The team also conducted separate experiments that simulated the temperatures the fossils would be exposed to over time, Webb said. These experiments showed that alpha proteins could form in the fossil as a result of the fossilization process, rather than being part of the feather during life.
The analysis showed that although some fossil feathers contain a lot of alpha proteins, they were probably not there originally, but formed over time.
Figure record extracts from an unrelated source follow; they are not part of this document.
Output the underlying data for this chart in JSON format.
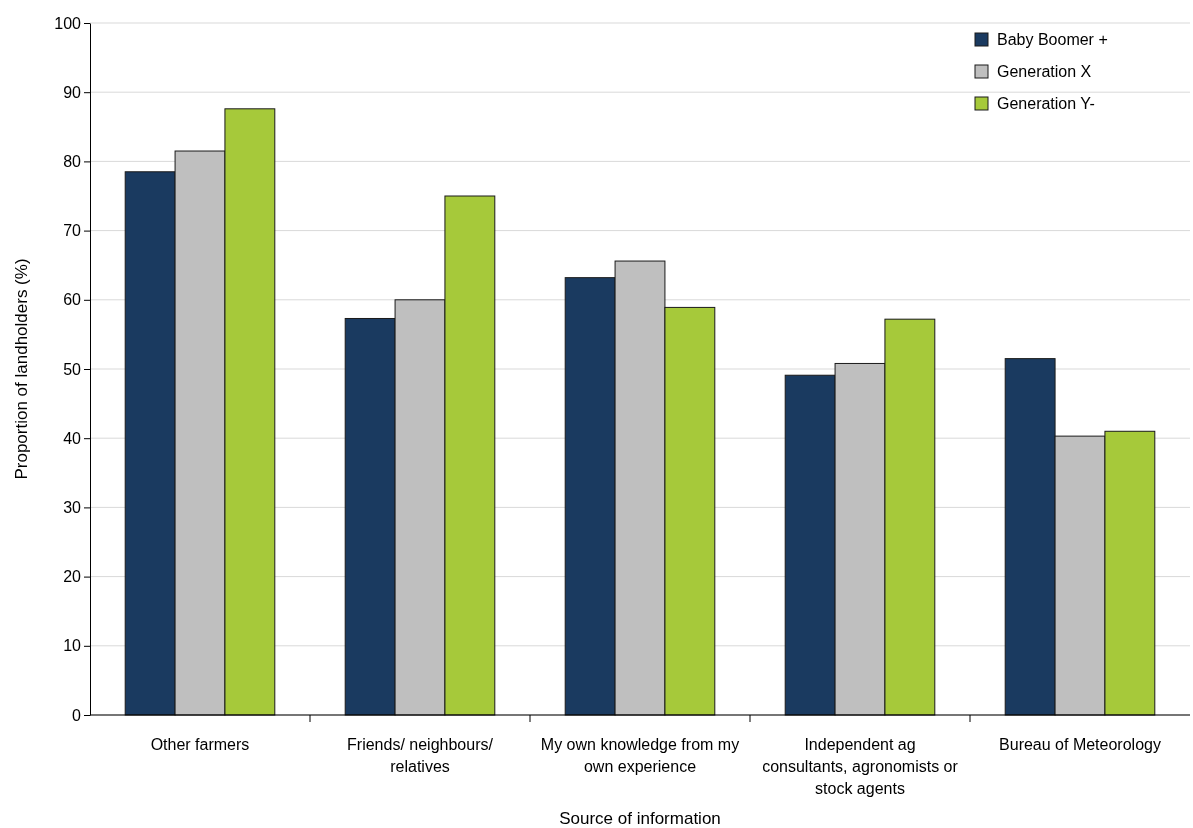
{
  "chart_data": {
    "type": "bar",
    "xlabel": "Source of information",
    "ylabel": "Proportion of landholders (%)",
    "categories": [
      "Other farmers",
      "Friends/ neighbours/ relatives",
      "My own knowledge from my own experience",
      "Independent ag consultants, agronomists or stock agents",
      "Bureau of Meteorology"
    ],
    "series": [
      {
        "name": "Baby Boomer +",
        "color": "#1a3a60",
        "values": [
          78.5,
          57.3,
          63.2,
          49.1,
          51.5
        ]
      },
      {
        "name": "Generation X",
        "color": "#bfbfbf",
        "values": [
          81.5,
          60.0,
          65.6,
          50.8,
          40.3
        ]
      },
      {
        "name": "Generation Y-",
        "color": "#a6c93a",
        "values": [
          87.6,
          75.0,
          58.9,
          57.2,
          41.0
        ]
      }
    ],
    "ylim": [
      0,
      100
    ],
    "yticks": [
      0,
      10,
      20,
      30,
      40,
      50,
      60,
      70,
      80,
      90,
      100
    ],
    "grid": "y",
    "legend": "top right"
  }
}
They were formed due to the extreme high heat to which fossils are exposed.
“Our experiments help explain that this strange chemical discrepancy is the result of protein degradation during the fossilization process,” Slater said. “Although some dinosaur feathers retain traces of the original beta proteins, other fossil feathers contain alpha proteins that formed during fossilization.”
“The idea that native protein structures may change over time is an aspect that is often overlooked when looking at biomarkers from ancient times,” Webb said. “Comparing our X-ray spectroscopy results with additional laboratory measurements of experimentally heated feather samples helped calibrate our findings.”
“Clearly traces of ancient biomolecules can survive for millions of years, but you can’t literally read the fossil record because even well-preserved fossil tissue has been cooked and crushed during fossilization,” said lead study author Maria McNamara.
“We are developing new tools to understand what happens during fossilization and to uncover the chemical secrets of fossils,” McNamara said. “This will give us exciting new insights into evolution.”
Reference: “Maintaining corneal beta proteins in Mesozoic “Feathers” by Tiffany S. Slater, and Nicholas B. Edwards, and Samuel M. Webb, Fuqing Zhang, and Maria E. McNamara, September 21, 2023, Nature ecology and evolution.